By contrast, most sperm banks have been chronically resistant to any move toward acknowledging kinship. Some (including Fairfax and CLI) actually withhold their own donor numbers from donors, thereby making it much more difficult for donors who do wish to establish contact, even just to update and share crucial medical information with families on the DSR. The sperm banks have also ignored or opposed calls for other much-needed reforms — for example, more accurate, up-to-date record keeping; allowing donors and families to make mutual consent contact before a child is 18; updating and sharing of all medical and genetic information; initiating comprehensive medical and genetic testing of donors; accurately tracking donors and the children being born; and placing limits on the number of children created from any one donor.
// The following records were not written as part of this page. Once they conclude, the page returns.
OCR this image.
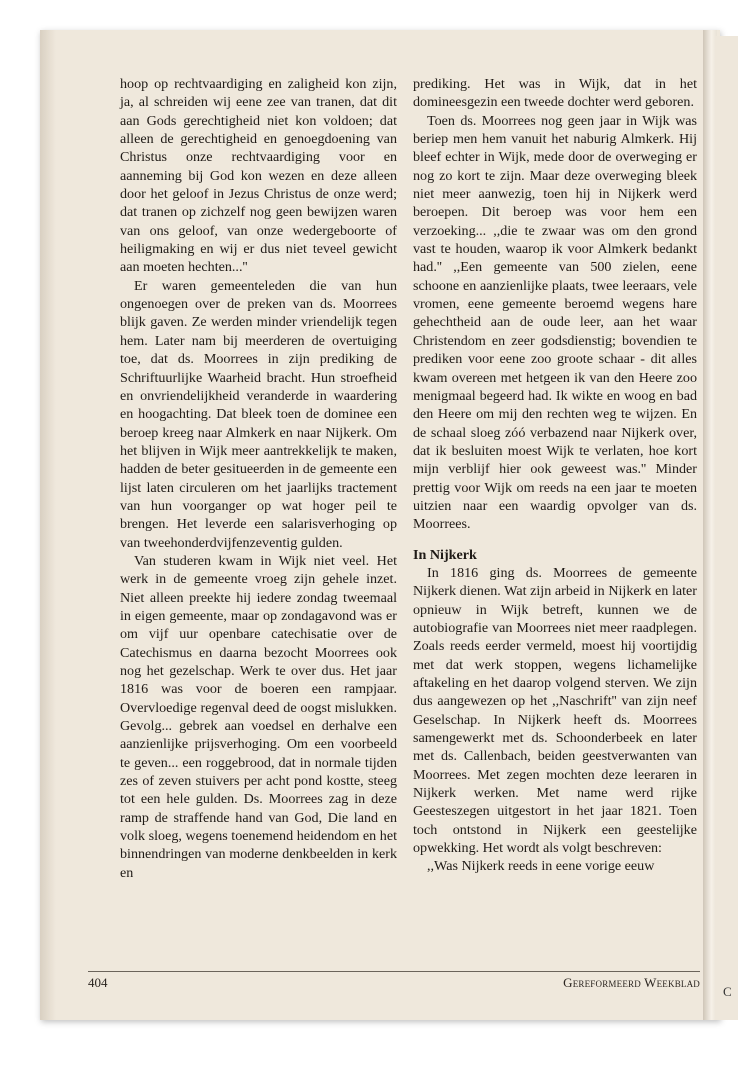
C

hoop op rechtvaardiging en zaligheid kon zijn, ja, al schreiden wij eene zee van tranen, dat dit aan Gods gerechtigheid niet kon voldoen; dat alleen de gerechtigheid en genoegdoening van Christus onze rechtvaardiging voor en aanneming bij God kon wezen en deze alleen door het geloof in Jezus Christus de onze werd; dat tranen op zichzelf nog geen bewijzen waren van ons geloof, van onze wedergeboorte of heiligmaking en wij er dus niet teveel gewicht aan moeten hechten...''

Er waren gemeenteleden die van hun ongenoegen over de preken van ds. Moorrees blijk gaven. Ze werden minder vriendelijk tegen hem. Later nam bij meerderen de overtuiging toe, dat ds. Moorrees in zijn prediking de Schriftuurlijke Waarheid bracht. Hun stroefheid en onvriendelijkheid veranderde in waardering en hoogachting. Dat bleek toen de dominee een beroep kreeg naar Almkerk en naar Nijkerk. Om het blijven in Wijk meer aantrekkelijk te maken, hadden de beter gesitueerden in de gemeente een lijst laten circuleren om het jaarlijks tractement van hun voorganger op wat hoger peil te brengen. Het leverde een salarisverhoging op van tweehonderdvijfenzeventig gulden.

Van studeren kwam in Wijk niet veel. Het werk in de gemeente vroeg zijn gehele inzet. Niet alleen preekte hij iedere zondag tweemaal in eigen gemeente, maar op zondagavond was er om vijf uur openbare catechisatie over de Catechismus en daarna bezocht Moorrees ook nog het gezelschap. Werk te over dus. Het jaar 1816 was voor de boeren een rampjaar. Overvloedige regenval deed de oogst mislukken. Gevolg... gebrek aan voedsel en derhalve een aanzienlijke prijsverhoging. Om een voorbeeld te geven... een roggebrood, dat in normale tijden zes of zeven stuivers per acht pond kostte, steeg tot een hele gulden. Ds. Moorrees zag in deze ramp de straffende hand van God, Die land en volk sloeg, wegens toenemend heidendom en het binnendringen van moderne denkbeelden in kerk en

prediking. Het was in Wijk, dat in het domineesgezin een tweede dochter werd geboren.

Toen ds. Moorrees nog geen jaar in Wijk was beriep men hem vanuit het naburig Almkerk. Hij bleef echter in Wijk, mede door de overweging er nog zo kort te zijn. Maar deze overweging bleek niet meer aanwezig, toen hij in Nijkerk werd beroepen. Dit beroep was voor hem een verzoeking... ,,die te zwaar was om den grond vast te houden, waarop ik voor Almkerk bedankt had.'' ,,Een gemeente van 500 zielen, eene schoone en aanzienlijke plaats, twee leeraars, vele vromen, eene gemeente beroemd wegens hare gehechtheid aan de oude leer, aan het waar Christendom en zeer godsdienstig; bovendien te prediken voor eene zoo groote schaar - dit alles kwam overeen met hetgeen ik van den Heere zoo menigmaal begeerd had. Ik wikte en woog en bad den Heere om mij den rechten weg te wijzen. En de schaal sloeg zóó verbazend naar Nijkerk over, dat ik besluiten moest Wijk te verlaten, hoe kort mijn verblijf hier ook geweest was.'' Minder prettig voor Wijk om reeds na een jaar te moeten uitzien naar een waardig opvolger van ds. Moorrees.

In Nijkerk

In 1816 ging ds. Moorrees de gemeente Nijkerk dienen. Wat zijn arbeid in Nijkerk en later opnieuw in Wijk betreft, kunnen we de autobiografie van Moorrees niet meer raadplegen. Zoals reeds eerder vermeld, moest hij voortijdig met dat werk stoppen, wegens lichamelijke aftakeling en het daarop volgend sterven. We zijn dus aangewezen op het ,,Naschrift'' van zijn neef Geselschap. In Nijkerk heeft ds. Moorrees samengewerkt met ds. Schoonderbeek en later met ds. Callenbach, beiden geestverwanten van Moorrees. Met zegen mochten deze leeraren in Nijkerk werken. Met name werd rijke Geesteszegen uitgestort in het jaar 1821. Toen toch ontstond in Nijkerk een geestelijke opwekking. Het wordt als volgt beschreven:

,,Was Nijkerk reeds in eene vorige eeuw

404	Gereformeerd Weekblad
The American Society for Reproductive Medicine (ASRM) has taken a very strong stand against regulation and has argued that there is “no scientific evidence to support a cap at ten children per donor.” The September 2012 ASRM’s Mental Health Professional Group (MHPG) newsletter lists sponsorship by three sperm banks: Fairfax, Xytex, and California Cryobank. (Fairfax and Xytex continue to have the largest number of very large half-sibling groups on the DSR.) It seems to me that for the MHPG to accept funding from parties with a commercial interest in maintaining the status quo could give rise to the appearance of a conflict of interest, as well as raise questions as to whether MHPG policies, recommendations, or guidelines are in fact influenced by the interests of their sponsors. Can they fulfill their mission statement (“to promote scientific understanding of the psychological, social, and emotional perspectives of infertility patients”) with this type of sponsorship?